Tentu saja kemampuan tempur metode semacam ini tidak setara, tapi setidaknya bisa menjaga kehadiran militer dan kehadirannya di garis depan. Tapi masalah dengan ini adalah bahwa aktivitas kapal akan meningkat, dan penempatan mereka akan melebihi enam bulan.
Lima tahun yang lalu, mantan Kepala Operasi AL-AS Jonathan Greener mengatakan bahwa berdasarkan rencana dan model respons saat ini untuk pelatihan dan penempatan kapal, AL-AS sudah mencapai ambang batasnya, dan penggunaan kapal dan awak yang berlebihan ini menjadi hal yang tidak dapat diabaikan, ini menjadi alasan penting yang menyebabkan seringnya kecelakaan kapal AS.

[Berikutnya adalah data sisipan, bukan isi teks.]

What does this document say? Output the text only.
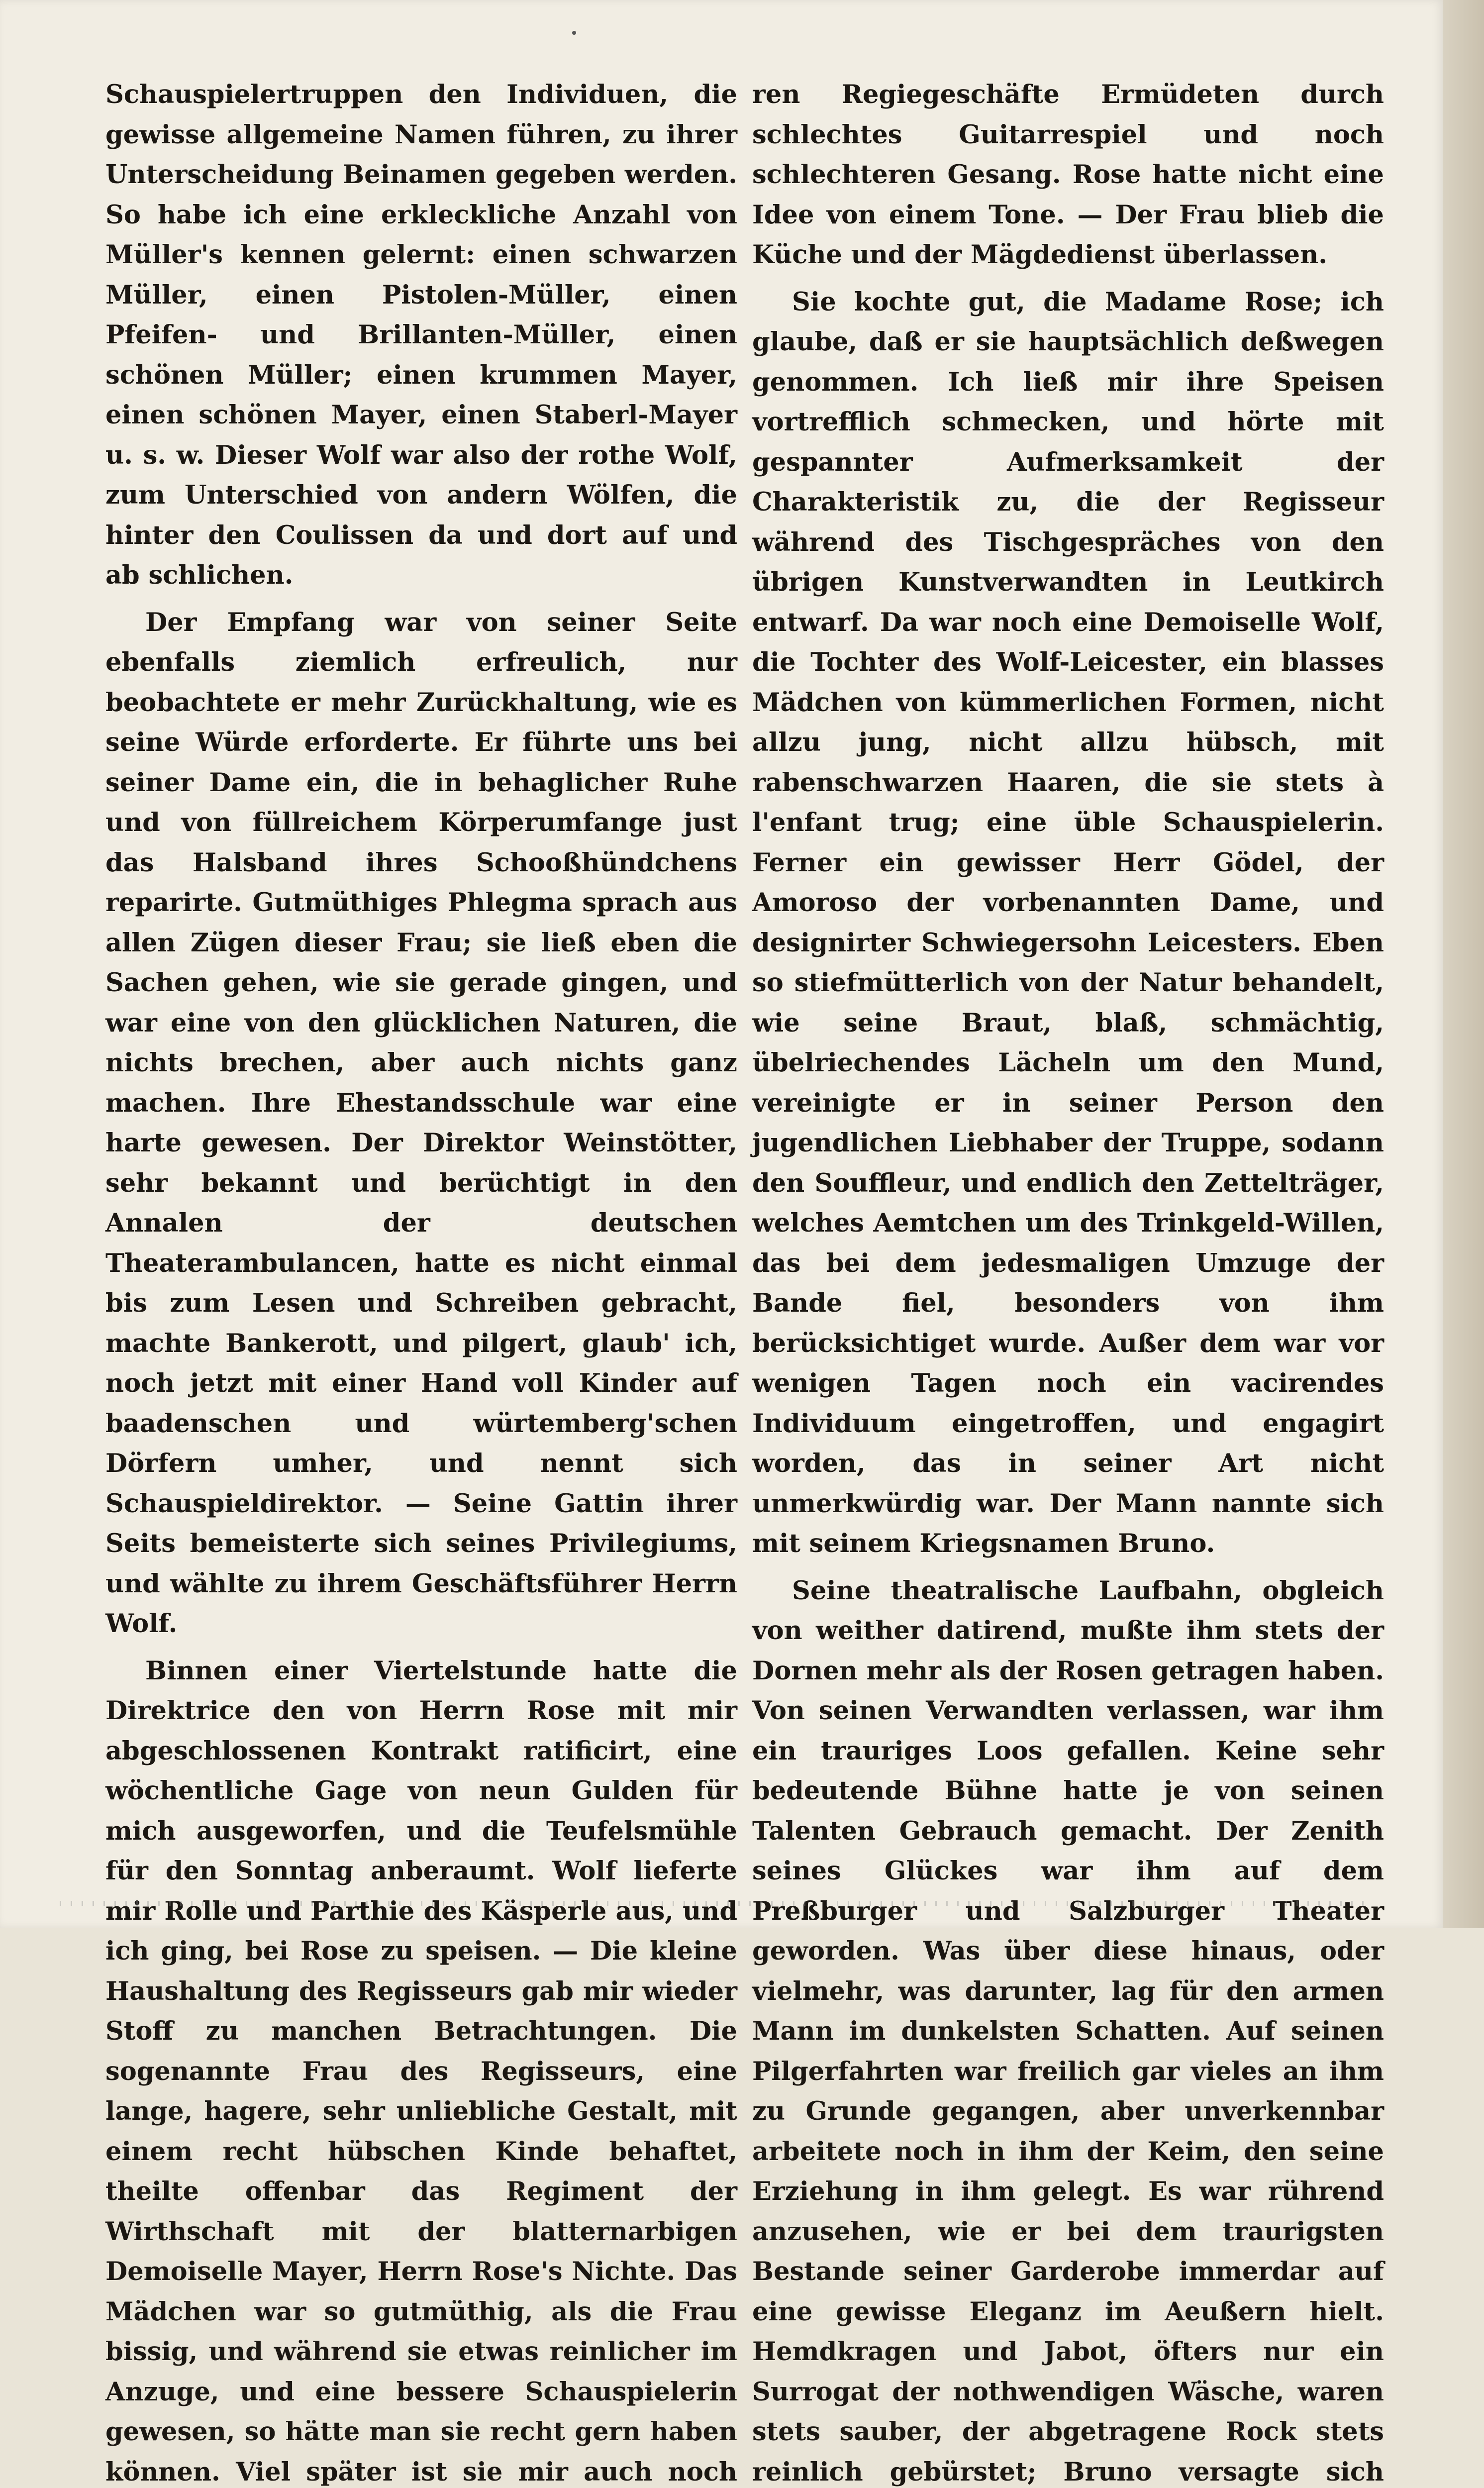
Schauspielertruppen den Individuen, die gewisse allgemeine Namen führen, zu ihrer Unterscheidung Beinamen gegeben werden. So habe ich eine erkleckliche Anzahl von Müller's kennen gelernt: einen schwarzen Müller, einen Pistolen-Müller, einen Pfeifen- und Brillanten-Müller, einen schönen Müller; einen krummen Mayer, einen schönen Mayer, einen Staberl-Mayer u. s. w. Dieser Wolf war also der rothe Wolf, zum Unterschied von andern Wölfen, die hinter den Coulissen da und dort auf und ab schlichen.

Der Empfang war von seiner Seite ebenfalls ziemlich erfreulich, nur beobachtete er mehr Zurückhaltung, wie es seine Würde erforderte. Er führte uns bei seiner Dame ein, die in behaglicher Ruhe und von füllreichem Körperumfange just das Halsband ihres Schooßhündchens reparirte. Gutmüthiges Phlegma sprach aus allen Zügen dieser Frau; sie ließ eben die Sachen gehen, wie sie gerade gingen, und war eine von den glücklichen Naturen, die nichts brechen, aber auch nichts ganz machen. Ihre Ehestandsschule war eine harte gewesen. Der Direktor Weinstötter, sehr bekannt und berüchtigt in den Annalen der deutschen Theaterambulancen, hatte es nicht einmal bis zum Lesen und Schreiben gebracht, machte Bankerott, und pilgert, glaub' ich, noch jetzt mit einer Hand voll Kinder auf baadenschen und würtemberg'schen Dörfern umher, und nennt sich Schauspieldirektor. — Seine Gattin ihrer Seits bemeisterte sich seines Privilegiums, und wählte zu ihrem Geschäftsführer Herrn Wolf.

Binnen einer Viertelstunde hatte die Direktrice den von Herrn Rose mit mir abgeschlossenen Kontrakt ratificirt, eine wöchentliche Gage von neun Gulden für mich ausgeworfen, und die Teufelsmühle für den Sonntag anberaumt. Wolf lieferte mir Rolle und Parthie des Käsperle aus, und ich ging, bei Rose zu speisen. — Die kleine Haushaltung des Regisseurs gab mir wieder Stoff zu manchen Betrachtungen. Die sogenannte Frau des Regisseurs, eine lange, hagere, sehr unliebliche Gestalt, mit einem recht hübschen Kinde behaftet, theilte offenbar das Regiment der Wirthschaft mit der blatternarbigen Demoiselle Mayer, Herrn Rose's Nichte. Das Mädchen war so gutmüthig, als die Frau bissig, und während sie etwas reinlicher im Anzuge, und eine bessere Schauspielerin gewesen, so hätte man sie recht gern haben können. Viel später ist sie mir auch noch

ren Regiegeschäfte Ermüdeten durch schlechtes Guitarrespiel und noch schlechteren Gesang. Rose hatte nicht eine Idee von einem Tone. — Der Frau blieb die Küche und der Mägdedienst überlassen.

Sie kochte gut, die Madame Rose; ich glaube, daß er sie hauptsächlich deßwegen genommen. Ich ließ mir ihre Speisen vortrefflich schmecken, und hörte mit gespannter Aufmerksamkeit der Charakteristik zu, die der Regisseur während des Tischgespräches von den übrigen Kunstverwandten in Leutkirch entwarf. Da war noch eine Demoiselle Wolf, die Tochter des Wolf-Leicester, ein blasses Mädchen von kümmerlichen Formen, nicht allzu jung, nicht allzu hübsch, mit rabenschwarzen Haaren, die sie stets à l'enfant trug; eine üble Schauspielerin. Ferner ein gewisser Herr Gödel, der Amoroso der vorbenannten Dame, und designirter Schwiegersohn Leicesters. Eben so stiefmütterlich von der Natur behandelt, wie seine Braut, blaß, schmächtig, übelriechendes Lächeln um den Mund, vereinigte er in seiner Person den jugendlichen Liebhaber der Truppe, sodann den Souffleur, und endlich den Zettelträger, welches Aemtchen um des Trinkgeld-Willen, das bei dem jedesmaligen Umzuge der Bande fiel, besonders von ihm berücksichtiget wurde. Außer dem war vor wenigen Tagen noch ein vacirendes Individuum eingetroffen, und engagirt worden, das in seiner Art nicht unmerkwürdig war. Der Mann nannte sich mit seinem Kriegsnamen Bruno.

Seine theatralische Laufbahn, obgleich von weither datirend, mußte ihm stets der Dornen mehr als der Rosen getragen haben. Von seinen Verwandten verlassen, war ihm ein trauriges Loos gefallen. Keine sehr bedeutende Bühne hatte je von seinen Talenten Gebrauch gemacht. Der Zenith seines Glückes war ihm auf dem Preßburger und Salzburger Theater geworden. Was über diese hinaus, oder vielmehr, was darunter, lag für den armen Mann im dunkelsten Schatten. Auf seinen Pilgerfahrten war freilich gar vieles an ihm zu Grunde gegangen, aber unverkennbar arbeitete noch in ihm der Keim, den seine Erziehung in ihm gelegt. Es war rührend anzusehen, wie er bei dem traurigsten Bestande seiner Garderobe immerdar auf eine gewisse Eleganz im Aeußern hielt. Hemdkragen und Jabot, öfters nur ein Surrogat der nothwendigen Wäsche, waren stets sauber, der abgetragene Rock stets reinlich gebürstet; Bruno versagte sich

Karena strategi AS bukan strategi defensif, maka salah satu cara adalah penyebaran secara global, aset yang dikerahkan di seluruh dunia tidak mencukupi, terutama di kawasan Asia Pasifik. Yang memandang Tiongkok dan Rusia sebagai lawan potensial, sehingga harus menempatkan 60% kapal dan pesawatnya ke Asia Pasifik.
Dari sini kita bisa melihat di Samudra Pasifik sangat sibuk, dan kita juga melihat kapal perusak pembawa rudal AS yang ditabrak kapal komersial di depan pintu Jepang. Kita juga melihat pengerahan AL-AS ke seluruh dunia. Selama strategi ini tidak berubah, kemungkinan tabrakan antara kapal militer dan komersial tidak akan dapat dikurangi.

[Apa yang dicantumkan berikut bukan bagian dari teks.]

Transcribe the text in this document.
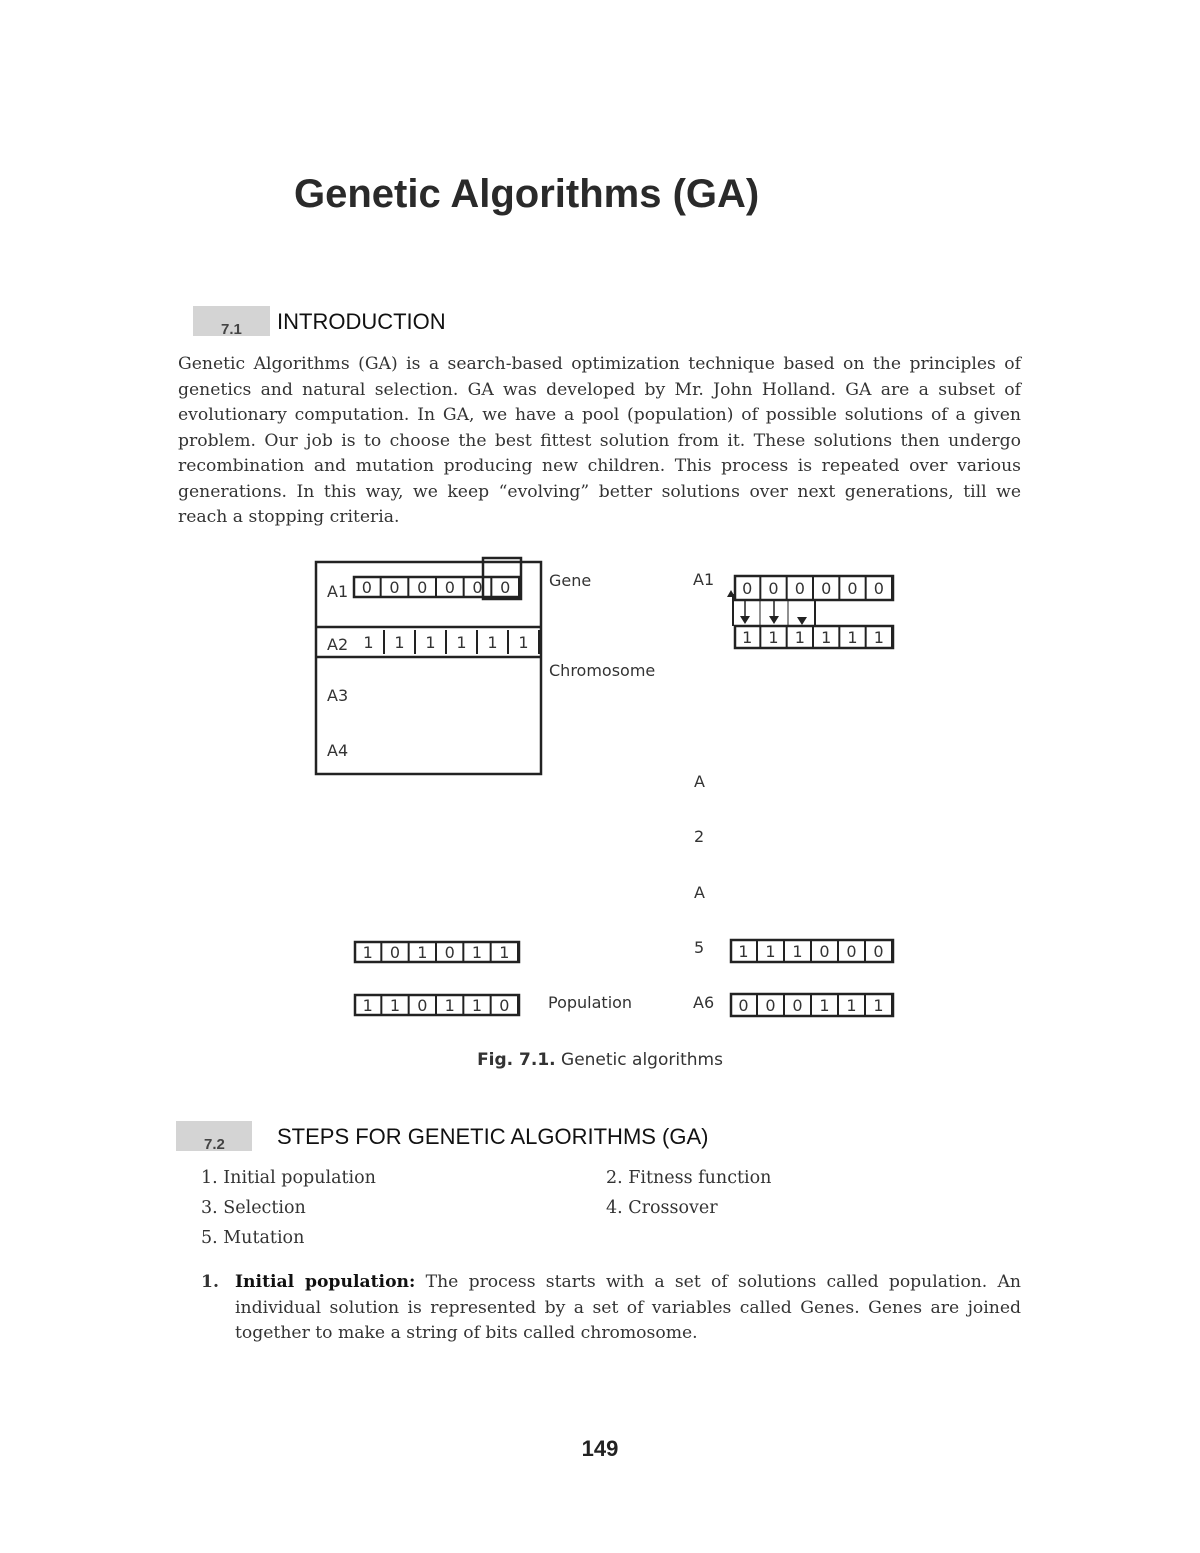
Genetic Algorithms (GA)
7.1	INTRODUCTION

Genetic Algorithms (GA) is a search-based optimization technique based on the principles of genetics and natural selection. GA was developed by Mr. John Holland. GA are a subset of evolutionary computation. In GA, we have a pool (population) of possible solutions of a given problem. Our job is to choose the best fittest solution from it. These solutions then undergo recombination and mutation producing new children. This process is repeated over various generations. In this way, we keep “evolving” better solutions over next generations, till we reach a stopping criteria.

0 0 0 0 0 0
1 1 1 1 1 1
1 0 1 0 1 1
1 1 0 1 1 0
0 0 0 0 0 0
1 1 1 1 1 1
1 1 1 0 0 0
0 0 0 1 1 1
A1
A2
A3
A4
Gene
Chromosome
Population
A1
A
2
A
5
A6
Fig. 7.1. Genetic algorithms
7.2	STEPS FOR GENETIC ALGORITHMS (GA)
1. Initial population	2. Fitness function
3. Selection	4. Crossover
5. Mutation
1. Initial population: The process starts with a set of solutions called population. An individual solution is represented by a set of variables called Genes. Genes are joined together to make a string of bits called chromosome.
149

Saat ini, alasan tabrakan ini masih dalam penyelidikan. Dalam hal ini, status rute kedua kapal masih dalam fokus penyelidikan. Jadi siapa yang harus bertanggung jawab atas tabrakan ini? Bisakah investigasi mencapai kesimpulan yang adil? Apa masalahnya di militer AS yang terungkap dibalik ini sering terjadinya kecelakaan serupa?
Pada tanggal 19 Juni, Penjaga Pantai/Coast Guard Jepang mengatakan bahwa pihak berwenang Jepang hanya diberitahu tentang adanya tabrakan antara kapal komersial Filipina dan kapal perusak angkatan laut AS satu jam setelah kejadian tersebut terjadi.
Saat ini, pihak berwenang setempat telah mulai menyelidiki kecelakaan ini yang menyebabkan kematian 7 pelaut AS ini.
Dua kapal ini, satu sedang melakukan perjalanan dari sebuah kota di Jepang ke Teluk Tokyo, dan kapal perang AS kembali ke Yokosuka, yang juga berada di Teluk Tokyo. Jadi kedua belah pihak menuju Jepang, dan berlayar di EEZ Jepang. Jadi kecelakaan ini seharusnya diperiksa oleh pengadilan maritim Jepang.
Pada 19 Juni, seorang juru bicara Kementerian Luar Negeri Jepang mengungkapkan bahwa Jepang memiliki kendali atas sebagian informasi tersebut, namun tidak bebas untuk merilis karena penyelidikan tersebut masih dilakukan.
Pada hari yang sama, ACX Crystal Filipina meninggalkan pelabuhan Tokyo menuju Yokohama. Seorang juru bicara dari MLIT Jepang (Japan Ministry of Land, Infrastructure, Transportation and Tourism) menduga pemiliknya mungkin ingin menurunkan muatan di Yokohama.